Meatballs and spaghetti

It's snowing. Clearly the night demands spaghetti and meatballs. I have a recipe I usually use but am interested in trying a new one or two. Any favorites? I'll be serving them with a traditional tomato sauce and I am not adept at really frying them.



healthierkitchen January 21, 2012
this might be too late for this time, but for next time, I loved this very traditional and easy recipe. I lightly pan fried then tossed them into the sauce for a while. Check out my notes on the community pick section to read more. Nancy Jo's "Nonna's meatball's":
MTMitchell January 21, 2012
The meatballs and spaghetti hit the spot on a snowy night! Just saying....other snow night fortifiers might be short ribs. Or chili.
MTMitchell January 20, 2012
Haha! The mix is resting (and so am I). Rolling commences in 10. Sauce underway.
bugbitten January 21, 2012
Late at night, I realize that the snow leaving Chicago is about to land on our own heads here in New York. Time to eat my own advice!
bugbitten January 20, 2012
Excuses, excuses? Just make the meat balls Mama!
MTMitchell January 20, 2012
Thank you all! Lots of great suggestions and inspirations. My original plan was to leave after a meeting I thought would end at 3, hit the grocery store to get different meats, pine nuts, and basil and add a little of several suggestions into new meatballs. What happened was my meeting went until 4:30, and it took an hour and a half to get home (5 miles) I'm making then with what we had on hand. Ground beef, ground lamb, herbs, parm regiano, plain bread crumbs, garlic. Did a test's pretty good, and I think it will benefit from being browned up in oil and a little time in sauce. And I will benefit from what -we-have meatballs and spaghetti and wine. Possibly lots. I need to be fortified to shovel in the morning! Thanks again!
pierino January 21, 2012
Hopefully it turned out to be a satisfying meal for you on a cold winter's night!
bugbitten January 20, 2012
Sorry, no recipe here...but may I offer a suggestion? Brown the "bombs" in a quarter inch of oil at a pretty high temperature, the way you might do a crab cake, say. A good crust is what allows them to hold together during braising. Don't cook them in the sauce for too long, because the acidity will make them sourish. You can cut back on the panada if you aim for a meatball that is not overcooked, still a little pink inside. And a good pecorino is probably the best choice, unless the family is from Emilia-Romania. Please post back after the snow is gone!
sarahlu January 20, 2012
I sometimes make these meatballs from the Frankie's Spuntino cookbook. Its a larger meatball, with pine nuts and raisins. Something different!
amysarah January 20, 2012
MTMitchell, it was clear to me you meant an Italian-American tradition. Your basic recipe sounds good; I agree that slipping in a little anchovy adds depth of flavor w/o going fishy; have also seen them made with milk-soaked bread instead of bread crumbs. I prefer them browned before hitting the sauce too - I use a skillet, but have heard many suggest browning in the oven to save on clean-up; haven't tried it myself, so can't comment on whether that effects flavor. I always cook off a bite size meatball to test seasoning before cooking entire batch... Sorry no innovative ideas here - but good, basic meatballs and spag are pretty damn satisfying in their classic Italian-AMERICAN form. Add some freshly grated parm and a good full bodied red wine, and it's hard to imagine a better dinner for a snowy night.

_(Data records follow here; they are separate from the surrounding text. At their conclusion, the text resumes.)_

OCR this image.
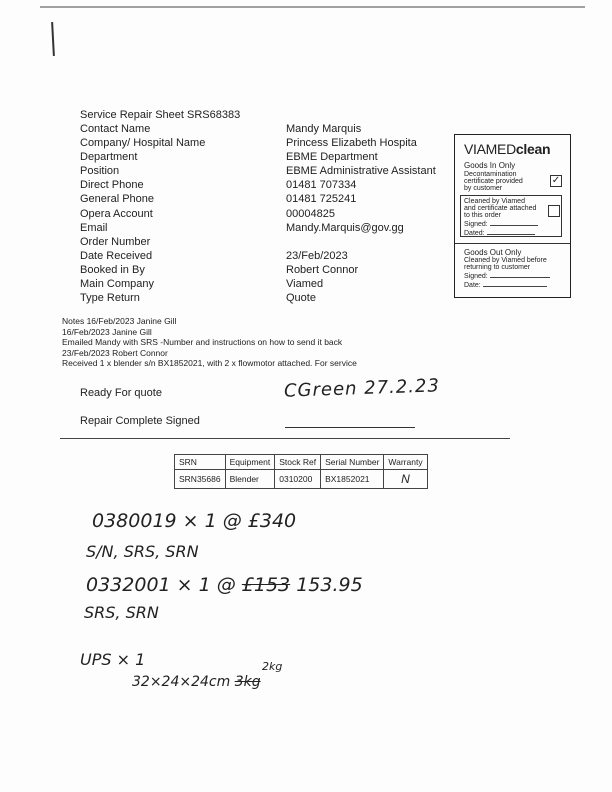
Service Repair Sheet SRS68383
Contact Name	Mandy Marquis
Company/ Hospital Name	Princess Elizabeth Hospita
Department	EBME Department
Position	EBME Administrative Assistant
Direct Phone	01481 707334
General Phone	01481 725241
Opera Account	00004825
Email	Mandy.Marquis@gov.gg
Order Number
Date Received	23/Feb/2023
Booked in By	Robert Connor
Main Company	Viamed
Type Return	Quote
VIAMEDclean
Goods In Only
Decontamination
certificate provided
by customer
✓
Cleaned by Viamed
and certificate attached
to this order
Signed:
Dated:
Goods Out Only
Cleaned by Viamed before
returning to customer
Signed:
Date:
Notes 16/Feb/2023 Janine Gill
16/Feb/2023 Janine Gill
Emailed Mandy with SRS -Number and instructions on how to send it back
23/Feb/2023 Robert Connor
Received 1 x blender s/n BX1852021, with 2 x flowmotor attached. For service
Ready For quote	CGreen 27.2.23
Repair Complete Signed
SRN	Equipment	Stock Ref	Serial Number	Warranty
SRN35686	Blender	0310200	BX1852021	N
0380019 × 1 @ £340
S/N, SRS, SRN
0332001 × 1 @ £153 153.95
SRS, SRN
UPS × 1	2kg
32×24×24cm 3kg
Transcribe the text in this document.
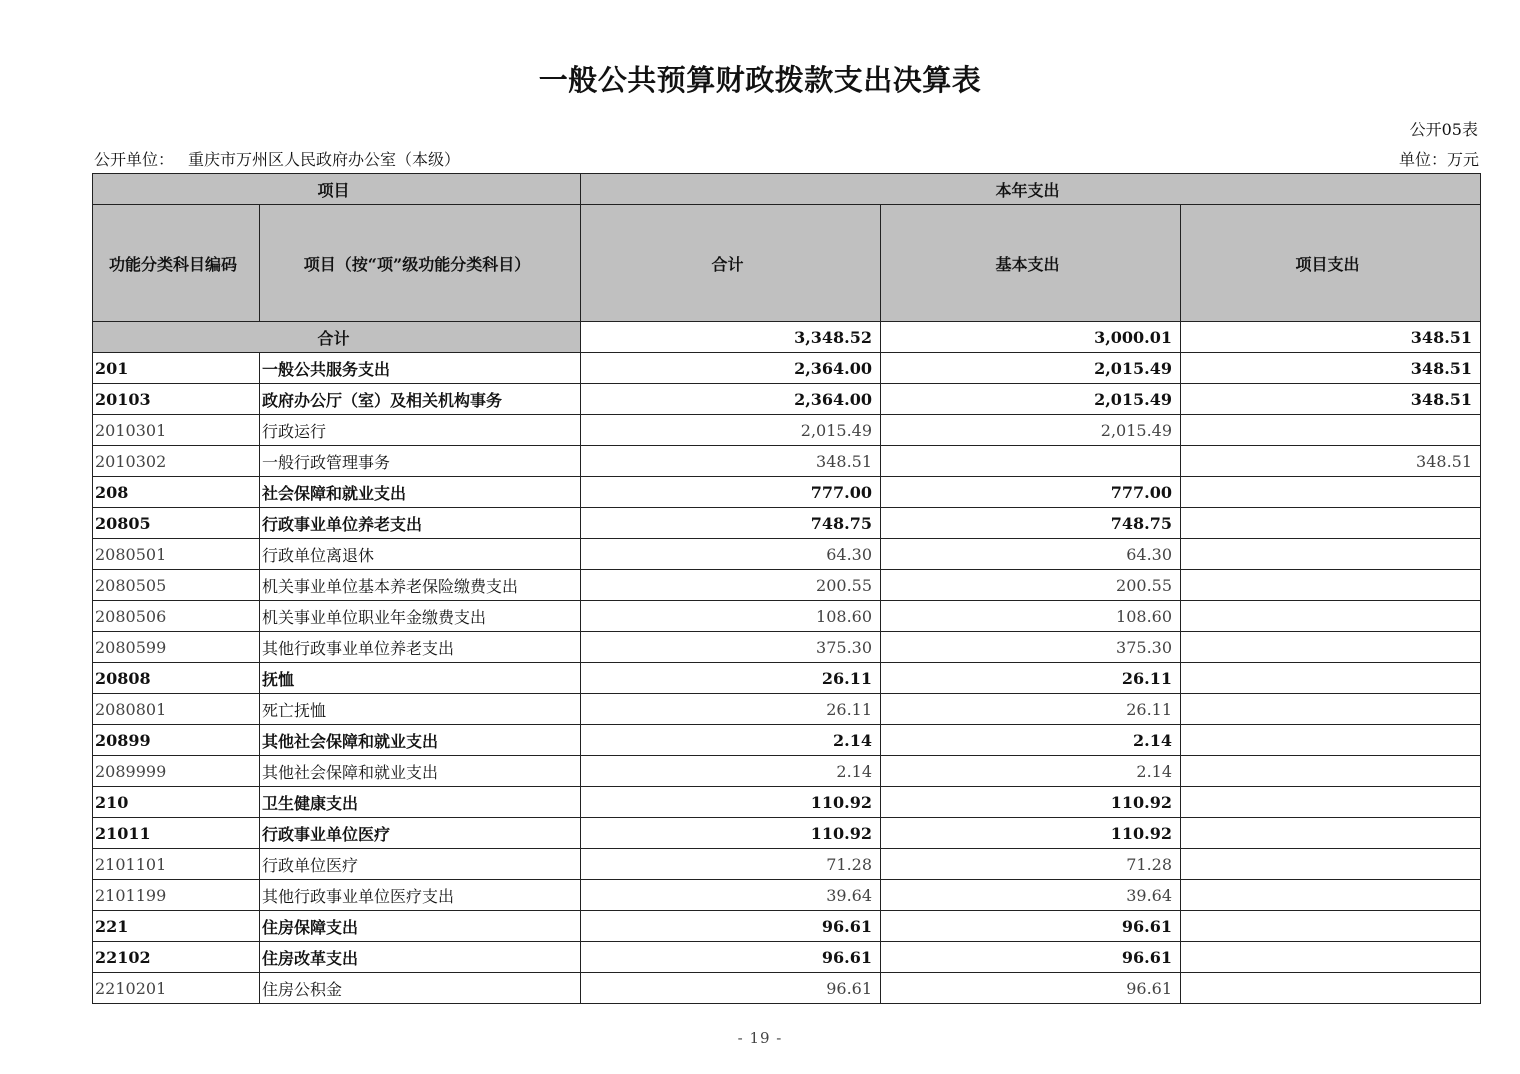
一般公共预算财政拨款支出决算表
公开05表
公开单位： 重庆市万州区人民政府办公室（本级）	单位：万元
项目		本年支出		
功能分类科目编码	项目（按“项”级功能分类科目）	合计	基本支出	项目支出
合计		3,348.52	3,000.01	348.51
201	一般公共服务支出	2,364.00	2,015.49	348.51
20103	政府办公厅（室）及相关机构事务	2,364.00	2,015.49	348.51
2010301	行政运行	2,015.49	2,015.49	
2010302	一般行政管理事务	348.51		348.51
208	社会保障和就业支出	777.00	777.00	
20805	行政事业单位养老支出	748.75	748.75	
2080501	行政单位离退休	64.30	64.30	
2080505	机关事业单位基本养老保险缴费支出	200.55	200.55	
2080506	机关事业单位职业年金缴费支出	108.60	108.60	
2080599	其他行政事业单位养老支出	375.30	375.30	
20808	抚恤	26.11	26.11	
2080801	死亡抚恤	26.11	26.11	
20899	其他社会保障和就业支出	2.14	2.14	
2089999	其他社会保障和就业支出	2.14	2.14	
210	卫生健康支出	110.92	110.92	
21011	行政事业单位医疗	110.92	110.92	
2101101	行政单位医疗	71.28	71.28	
2101199	其他行政事业单位医疗支出	39.64	39.64	
221	住房保障支出	96.61	96.61	
22102	住房改革支出	96.61	96.61	
2210201	住房公积金	96.61	96.61	
- 19 -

MTMitchell January 20, 2012
I should have clarified -- I meant in the Italian-American tradition. I know spaghetti and meatballs aren't a traditional Italian meal...But they sound so good on a snowy night...I usually use a pork/veal/beef mix, one or two eggs depending, some breadcrumbs, garlic, parsley and cheese. I was just interested in trying something new or different if people had ideas.
pierino January 20, 2012
Excellent! That's a good starting point. Here is another trick to consider; even in cold climates you can probably find hot house grown fresh basil. Wrap a good handful in cheese cloth, tie it up and treat it as you would a bouquet garnie for stock. That is you cook the bundle right in the sauce and discard it afterwards. It will really add a heady note to your sauce. And don't forget the anchovies.
pierino January 20, 2012
First off, this is an entirely Italian-American thing. You will never encounter spaghetti and meatballs in Italy unless it's on a "menu turistico"---hello, american hayseeds. This doesn't mean it can't be good. The polpettone (gut bombs) really do need to be browned, not fried before finishing the cooking. I don't know what your recipe is as there is no such thing as "traditional" even on a dish like this. You can work cheese and/or breadcrumbs into the meatballs and after browning cook them in the sauce. You might try using a mixture of beef, veal and pork for the bombs and bind them up with egg. Myself, I'd use some chopped up anchovy in the sauce---no one will know.